Kolumne: Der Ökonom Die EU könnte mit weniger Geld auskommen

Mehr als 140 Milliarden Euro flossen 2015 in den Etat der Europäischen Union. Eine ökonomische Begründung für die Höhe dieses Budgets existiert jedoch nicht.

 Unser Autor Martin Kessler.

Unser Autor Martin Kessler.

Foto: Kessler

Über die Finanzen für die Europäische Union (EU) herrschen zum Teil abenteuerliche Vorstellungen. So fordern EU-Bürokraten tatsächlich, dass die Länder bis zu vier Prozent ihres Bruttonationaleinkommens, also der Wirtschaftsleistung ihrer Bürger, an Brüssel abführen sollen. So sollte die EU auch finanziell ein globaler Spieler werden. Auch Schuldenszenarien werden für den EU-Haushalt durchgespielt, um etwa Investitionen oder Konjunkturprogramme zu finanzieren.

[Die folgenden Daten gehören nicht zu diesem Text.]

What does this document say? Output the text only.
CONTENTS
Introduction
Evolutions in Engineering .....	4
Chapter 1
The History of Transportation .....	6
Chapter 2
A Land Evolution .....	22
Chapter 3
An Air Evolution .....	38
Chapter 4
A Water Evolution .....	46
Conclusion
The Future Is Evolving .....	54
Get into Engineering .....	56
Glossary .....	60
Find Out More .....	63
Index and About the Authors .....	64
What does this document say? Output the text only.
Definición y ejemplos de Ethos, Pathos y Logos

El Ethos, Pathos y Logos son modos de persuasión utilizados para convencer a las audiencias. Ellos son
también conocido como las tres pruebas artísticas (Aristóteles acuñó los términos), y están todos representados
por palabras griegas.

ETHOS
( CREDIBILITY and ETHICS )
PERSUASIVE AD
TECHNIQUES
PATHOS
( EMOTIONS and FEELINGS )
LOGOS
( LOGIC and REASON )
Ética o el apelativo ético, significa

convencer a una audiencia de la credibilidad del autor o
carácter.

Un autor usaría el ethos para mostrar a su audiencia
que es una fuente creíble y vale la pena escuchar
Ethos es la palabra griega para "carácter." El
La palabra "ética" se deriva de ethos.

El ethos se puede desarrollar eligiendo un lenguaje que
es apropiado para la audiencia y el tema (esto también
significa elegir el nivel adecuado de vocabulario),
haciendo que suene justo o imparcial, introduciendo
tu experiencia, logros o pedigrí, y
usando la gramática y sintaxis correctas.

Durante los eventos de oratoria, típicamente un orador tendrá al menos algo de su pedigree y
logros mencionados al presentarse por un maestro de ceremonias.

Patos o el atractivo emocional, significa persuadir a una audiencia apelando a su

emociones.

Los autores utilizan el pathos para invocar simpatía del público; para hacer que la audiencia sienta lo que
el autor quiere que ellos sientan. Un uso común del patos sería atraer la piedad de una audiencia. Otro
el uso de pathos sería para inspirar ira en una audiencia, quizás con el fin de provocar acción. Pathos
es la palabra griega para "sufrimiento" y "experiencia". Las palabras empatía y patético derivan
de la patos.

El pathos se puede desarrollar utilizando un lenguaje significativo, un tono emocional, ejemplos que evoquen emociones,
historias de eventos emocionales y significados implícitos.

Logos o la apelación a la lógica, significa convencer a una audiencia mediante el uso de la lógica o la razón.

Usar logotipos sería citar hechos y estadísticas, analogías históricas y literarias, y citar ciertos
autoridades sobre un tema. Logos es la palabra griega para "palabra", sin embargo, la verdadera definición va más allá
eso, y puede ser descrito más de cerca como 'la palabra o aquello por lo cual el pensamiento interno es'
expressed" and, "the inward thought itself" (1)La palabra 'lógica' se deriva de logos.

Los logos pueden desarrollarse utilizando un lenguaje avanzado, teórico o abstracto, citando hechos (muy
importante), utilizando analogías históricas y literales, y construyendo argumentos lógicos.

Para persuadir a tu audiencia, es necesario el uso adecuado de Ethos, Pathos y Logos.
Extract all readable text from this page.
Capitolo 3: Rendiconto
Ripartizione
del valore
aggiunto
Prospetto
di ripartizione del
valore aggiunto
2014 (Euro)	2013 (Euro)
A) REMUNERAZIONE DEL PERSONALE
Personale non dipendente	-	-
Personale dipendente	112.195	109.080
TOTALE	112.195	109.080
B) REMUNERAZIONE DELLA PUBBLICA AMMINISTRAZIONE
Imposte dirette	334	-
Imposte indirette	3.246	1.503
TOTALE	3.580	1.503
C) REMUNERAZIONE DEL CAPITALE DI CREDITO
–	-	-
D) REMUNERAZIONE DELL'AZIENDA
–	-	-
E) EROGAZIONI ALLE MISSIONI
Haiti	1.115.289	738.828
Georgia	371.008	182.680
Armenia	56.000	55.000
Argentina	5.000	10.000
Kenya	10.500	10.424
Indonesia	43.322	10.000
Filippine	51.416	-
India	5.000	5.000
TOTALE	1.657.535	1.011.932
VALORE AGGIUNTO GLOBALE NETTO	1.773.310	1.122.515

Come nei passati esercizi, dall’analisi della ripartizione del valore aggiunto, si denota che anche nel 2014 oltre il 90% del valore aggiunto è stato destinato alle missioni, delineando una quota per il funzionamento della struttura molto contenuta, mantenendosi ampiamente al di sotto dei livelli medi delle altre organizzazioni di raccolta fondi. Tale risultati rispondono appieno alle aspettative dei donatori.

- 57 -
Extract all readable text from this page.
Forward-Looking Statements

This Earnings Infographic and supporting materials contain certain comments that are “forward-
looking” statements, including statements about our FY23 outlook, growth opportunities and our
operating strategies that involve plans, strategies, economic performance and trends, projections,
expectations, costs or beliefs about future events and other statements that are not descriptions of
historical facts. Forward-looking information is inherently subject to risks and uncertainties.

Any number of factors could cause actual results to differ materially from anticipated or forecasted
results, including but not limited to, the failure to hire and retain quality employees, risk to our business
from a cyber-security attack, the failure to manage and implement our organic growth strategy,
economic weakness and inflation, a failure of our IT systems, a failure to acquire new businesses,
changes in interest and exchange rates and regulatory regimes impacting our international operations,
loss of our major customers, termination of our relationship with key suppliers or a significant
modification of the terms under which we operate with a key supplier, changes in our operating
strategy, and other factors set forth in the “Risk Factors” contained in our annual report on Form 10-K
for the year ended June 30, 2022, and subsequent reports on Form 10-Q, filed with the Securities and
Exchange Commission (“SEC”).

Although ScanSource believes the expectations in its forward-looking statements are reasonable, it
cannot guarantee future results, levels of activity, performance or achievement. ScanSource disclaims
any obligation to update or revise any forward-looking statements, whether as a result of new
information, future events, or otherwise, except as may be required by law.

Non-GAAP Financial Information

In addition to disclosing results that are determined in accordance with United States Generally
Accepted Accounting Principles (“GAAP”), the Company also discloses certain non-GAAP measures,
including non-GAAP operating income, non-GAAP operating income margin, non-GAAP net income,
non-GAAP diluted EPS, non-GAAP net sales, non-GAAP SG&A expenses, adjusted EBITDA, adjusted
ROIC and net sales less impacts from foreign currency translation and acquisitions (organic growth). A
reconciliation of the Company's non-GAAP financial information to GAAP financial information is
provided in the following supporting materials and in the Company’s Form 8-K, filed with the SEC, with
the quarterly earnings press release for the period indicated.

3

Solche Pläne zeugen von wenig ökonomischem Sachverstand. Wer eine Ausdehnung der Finanzen von den bislang erlaubten 1,23 Prozent fordert, sollte zuerst einmal begründen, warum dies nötig ist. Nach den Lehren der Finanzwissenschaft soll der Staat öffentliche Güter herstellen - also Geld für Dinge wie Verteidigung, innere Sicherheit oder Küstenschutz ausgeben. Das sind Güter, die auf dem Markt nicht produziert würden. Zudem ist zu klären, welche staatliche Ebene für welche Aufgaben zuständig ist. Danach müsste die EU globale öffentliche Güter bereitstellen, also Leistungen, die die einzelnen Nationalstaaten nicht erfüllen können. Dazu zählen die Sicherung der Außengrenzen, die gemeinsame Verteidigung und Regeln für die Einwanderungspolitik. Tatsächlich gibt die EU ihre rund 140 Milliarden Euro jährlich vornehmlich für Landwirtschaftssubventionen (40 Prozent), die regionale Angleichung (36 Prozent) sowie für Forschung und Entwicklung (11 Prozent) aus.

Die Agrarsubventionen helfen wenig, um die Landwirtschaft Europas an die Weltwirtschaft anzupassen. Sie wirken eher verzerrend für den europäischen Markt, wenn etwa polnische Großbetriebe deutsche Familienunternehmen verdrängen. Bildungs- und Infrastrukturausgaben für ärmere EU-Länder sind dagegen sinnvoll. Ob die hochentwickelten Länder FuE-Zuschüsse brauchen, ist indes eher zweifelhaft. Es bleibt eine Herausforderung, die EU-Ausgaben einer rigorosen Aufgabenkritik zu unterziehen. Es könnte durchaus sein, dass der europäische Etat überdotiert ist.